Siempre es prudente guardarse un as en la manga. Y tratándose de un género como el fantástico, la capacidad de sorprender al espectador sigue siendo una virtud. Y ahí radica la principal carencia de la producción hispano canadiense Mamá. Nacida a la sombra de un cortometraje ya legendario entre los fans del género de terror, este largometraje con el que debuta el argentino Andy Muschietti, curtido en el mundo de la publicidad, como evidencia su exquisita puesta en escena, vive excesivamente de sus rentas. Y, lo que es más contraproducente para su capacidad de impacto, enseña al monstruo en el mismísimo prólogo. Un ser de ultratumba terrorífico, sin duda, pero al que nos acostumbramos demasiado pronto.

Víctima de la crisis económica, un hombre desesperado asesina a su esposa y huye con destino incierto en compañía de sus dos hijas, a las que, tras un accidente de tráfico sin mayores consecuencias, decide quitar la vida en una apartada cabaña perdida en el bosque. Antes de que el indeseable culmine su atrocidad, un ser sobrenatural acaba con la vida de éste y queda al cuidado de las dos pequeñas.

Hay quien ha alabado esta presunta honestidad argumental, pero para crear suspense y expectativas es mejor dosificar la información. Quizá peque de guionista listillo, pero con un arranque tan potente, la película podría haberse concentrado en el caso de los niños desaparecidos y mantener en secreto al monstruo hasta el segundo acto del film. Me explico. Una vez terminado ese prólogo, y tras una elegante secuencia de títulos de crédito diseñada por los chicos de User T38, casa sita en Madrid que, junto a la catalana Cúbica, firma parte de los magníficos efectos visuales de la cinta, la historia salta tres años en el futuro para descubrirnos a esas dos niñas convertidas prácticamente en dos animales salvajes.

Mamá de Guillermo del Toro

Isabelle Nélisse y Megan Charpentier

Esta imagen desasosegante podría haber dado bastante juego durante el primer acto del film. De hecho, es una de las razones que dificulta la convivencia con sus padres adoptivos, el tío de las niñas y su novia, una irreconocible y más sexy que nunca Jessica Chastain (luciendo un irresistible look de rockera, cabello moreno y tatuajes incluidos). Pero los guionistas insisten en que la presencia de su otra madre adoptiva no se haga esperar, restituyendo la normalidad de una de las niñas y dejando a la más pequeña y asilvestrada en un segundo plano que no tarda en hacernos olvidar el lamentable e inquietante aspecto de ambas apenas unos minutos antes.

El problema se hace evidente. Apenas hemos alcanzado la primera media hora y prácticamente todas las cartas están sobre la mesa. ¿Qué podría pasar durante la siguiente hora? Lamentablemente, una repetitiva serie  de secuencias, algunas bastante logradas por su sencillez, eso sí, en las que el visitante sobrenatural altera la ya de por sí tensa convivencia en la casa donde las niñas intentan rehacer sus vidas.

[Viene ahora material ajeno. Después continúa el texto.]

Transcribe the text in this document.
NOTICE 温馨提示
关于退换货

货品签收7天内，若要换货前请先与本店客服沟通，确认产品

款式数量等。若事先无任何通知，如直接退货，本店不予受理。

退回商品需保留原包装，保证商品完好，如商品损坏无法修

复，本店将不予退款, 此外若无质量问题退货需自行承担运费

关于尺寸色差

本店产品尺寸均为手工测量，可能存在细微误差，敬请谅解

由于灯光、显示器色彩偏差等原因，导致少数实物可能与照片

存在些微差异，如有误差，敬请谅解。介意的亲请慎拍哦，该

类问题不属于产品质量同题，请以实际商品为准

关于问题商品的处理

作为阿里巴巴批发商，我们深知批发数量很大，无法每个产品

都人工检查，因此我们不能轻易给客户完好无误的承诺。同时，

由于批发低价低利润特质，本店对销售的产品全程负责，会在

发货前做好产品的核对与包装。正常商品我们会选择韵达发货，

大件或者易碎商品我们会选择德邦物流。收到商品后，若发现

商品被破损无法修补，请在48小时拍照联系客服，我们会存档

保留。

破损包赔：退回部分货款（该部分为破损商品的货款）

Con todo, y a pesar de que sólo cabe esperar ese último giro final, Muschietti sabe meter miedo al espectador. Y no sólo echando mano de la partitura del brillante Fernando Velázquez (Lo imposible) o el casi siempre tramposo pero socorrido uso del sonido. El cineasta logra hostilizar un ambiente a priori inocente. No abusa ni de movimientos de cámara ni del montaje para apabullar al espectador. Simplemente, deja que uno observe aquello que se sale de lo normal dentro del encuadre. Y ese es uno de los grandes méritos de Mamá. Es una de esas películas de terror que logran meter el miedo en el cuerpo. Quizá no de esas que te acompañan a la cama (aunque hay quien lo asegura en algunas de las críticas que circulan por ahí), pero sí de las que más de una vez te obligan a poner en acción el tradicional mecanismo de defensa de la risa nerviosa para seguir adelante.

No voy a destripar su conclusión, pero sólo adelanto que es de las que deja buen sabor de boca. Y eso que casi todo lo que nos hace precipitarnos a ella es lo suficientemente caótico y caprichoso como para que más de uno piense que la cinta ha descarrilado definitivamente. Digamos que un buen guión es algo prácticamente en extinción estos días cuando hablamos de cine de terror. Afortunadamente, Mamá contiene la dosis justa de buen cine para que merezca la atención de los aficionados.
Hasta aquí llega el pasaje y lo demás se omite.